TORONTO, Feb. 18, 2016 /CNW/ - Nearly 90 per cent of Ontarians believe funding for the care doctors provide should be a priority in the upcoming provincial budget, according to a new public opinion poll.
"Since February 2015, the Ontario government has cut nearly seven per cent to funding that goes towards all of the necessary care that doctors provide," said Dr. Mike Toth, President of the Ontario Medical Association (OMA). "In addition, the government has unilaterally imposed a hard cap on the funding it will provide for physician services, despite the fact that we have a growing and aging population that are driving an increase in the need for medical care."
A new public opinion poll independently conducted by Angus Reid Forum and commissioned by the OMA, reveals that 89 per cent of Ontarians believe funding for doctors should be a priority in the upcoming 2016 provincial budget. The poll also reveals that:
- Only 29 per cent of Ontarians believe the provincial government is doing a good job managing the health-care system (fully 47% believe they are doing a poor job); and
- Only 30 per cent of Ontarians believe the provincial government is doing a good job ensuring Ontarians have access to the doctors they need.

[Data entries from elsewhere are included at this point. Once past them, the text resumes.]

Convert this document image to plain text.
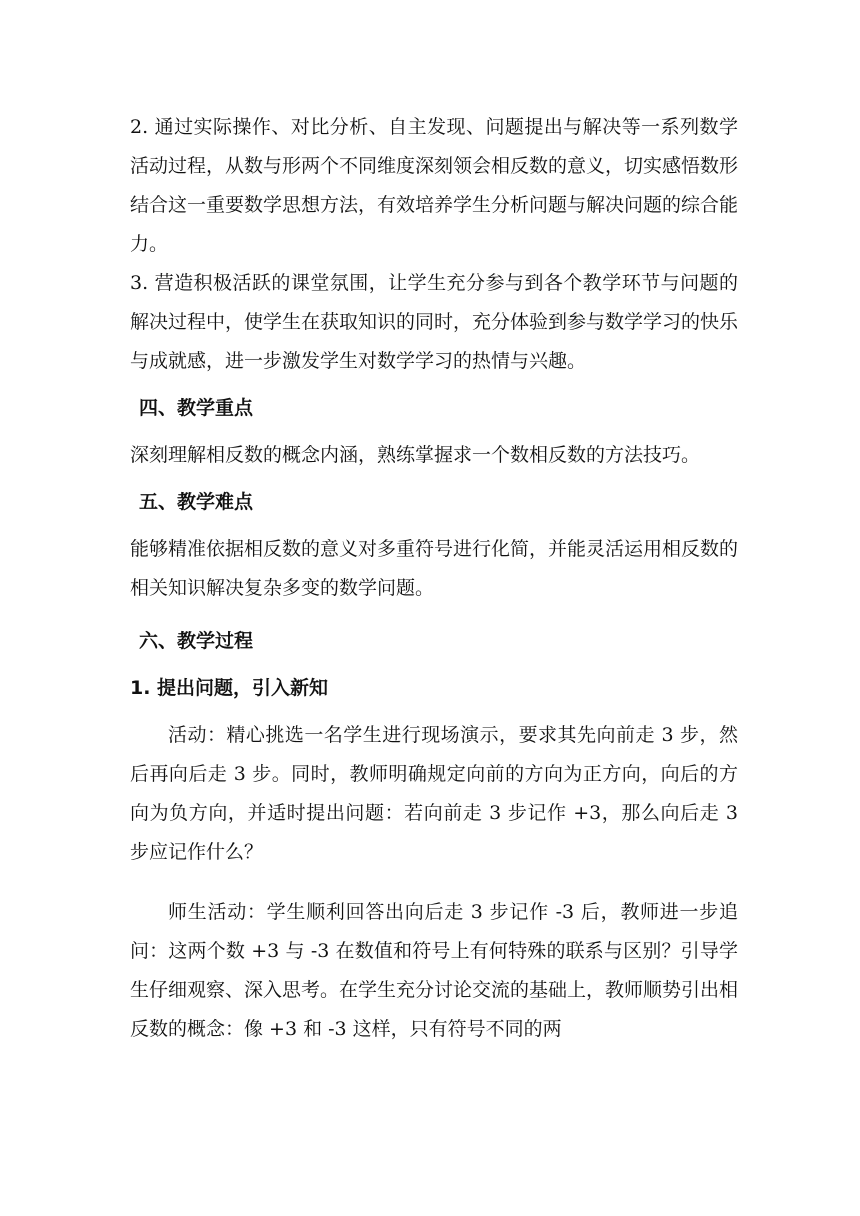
2. 通过实际操作、对比分析、自主发现、问题提出与解决等一系列数学活动过程，从数与形两个不同维度深刻领会相反数的意义，切实感悟数形结合这一重要数学思想方法，有效培养学生分析问题与解决问题的综合能力。

3. 营造积极活跃的课堂氛围，让学生充分参与到各个教学环节与问题的解决过程中，使学生在获取知识的同时，充分体验到参与数学学习的快乐与成就感，进一步激发学生对数学学习的热情与兴趣。

四、教学重点

深刻理解相反数的概念内涵，熟练掌握求一个数相反数的方法技巧。

五、教学难点

能够精准依据相反数的意义对多重符号进行化简，并能灵活运用相反数的相关知识解决复杂多变的数学问题。

六、教学过程

1. 提出问题，引入新知

活动：精心挑选一名学生进行现场演示，要求其先向前走 3 步，然后再向后走 3 步。同时，教师明确规定向前的方向为正方向，向后的方向为负方向，并适时提出问题：若向前走 3 步记作 +3，那么向后走 3 步应记作什么？

师生活动：学生顺利回答出向后走 3 步记作 -3 后，教师进一步追问：这两个数 +3 与 -3 在数值和符号上有何特殊的联系与区别？引导学生仔细观察、深入思考。在学生充分讨论交流的基础上，教师顺势引出相反数的概念：像 +3 和 -3 这样，只有符号不同的两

"The ongoing cuts in funding to the doctors Ontarians rely on are clearly offside the opinion of the vast majority of Ontarians," said Dr. Toth, "The results of this latest poll should cause the government to rethink its approach to funding for the province's doctors."
In addition to the overwhelming polling results, more than 58,000 Ontarians have signed a petition or signed up online to oppose the government's ongoing cuts to the necessary care doctors provide every day. Furthermore, the proposal to fully fund medical care finished first in the Budget Talks health care category, as voted on by Ontarians as part of the government's online pre-budget consultations.
"I'm proud of the work Ontario's doctors have done in bringing together concerned citizens who oppose the government's ongoing cuts to funding for physician services," said Dr. Toth. "If the government won't listen to or work with Ontario's doctors, it's our hope it will listen to the voters who elected it to office."
A growing number of patients across Ontario are speaking out: "As a palliative care volunteer, mother of two and daughter-in-law with elder care responsibilities, I'm very concerned about the health system and see how difficult it is for some people to get the care they need," said Daryl Webber of Manotick. "I've signed the petition put forth by doctors, written letters to the Premier and Minister of Health, and followed the Ontario government's pre-budget consultations because it's clear that cuts to physician services will only hurt patients."
Each petition, which calls on the government to resume negotiations with Ontario's doctors to reach an agreement that protects quality, patient-focused care, is sent to the government, as well as individual members of the provincial legislature, who are formally presenting them into the legislature. Ontarians who sign-up online in support of the province's doctors receive updates on the government's ongoing cuts to funding for physician services and are provided the tools needed to have their concerns and voices heard.
Budget Talks is an online consultation tool the Ontario government says is offered for the public to help shape policies and programs that will be part of the province's future.
An online survey conducted by Angus Reid Forum with a sample size of 799 residents of Ontario, representative of the province based on age, gender and region, was fielded from February 3 to 4, 2016. A random sample of this size would yield a margin of error of +3.46 per cent.
The Ontario Medical Association (OMA) represents more than 34,000 physicians and medical students across the province. Ontario's doctors work closely with patients to encourage healthy living practices and illness prevention. In addition to delivering front-line services to patients, Ontario's doctors play a significant role in helping shape health care policy, as well as implementing initiatives that strengthen and enhance Ontario's health care system.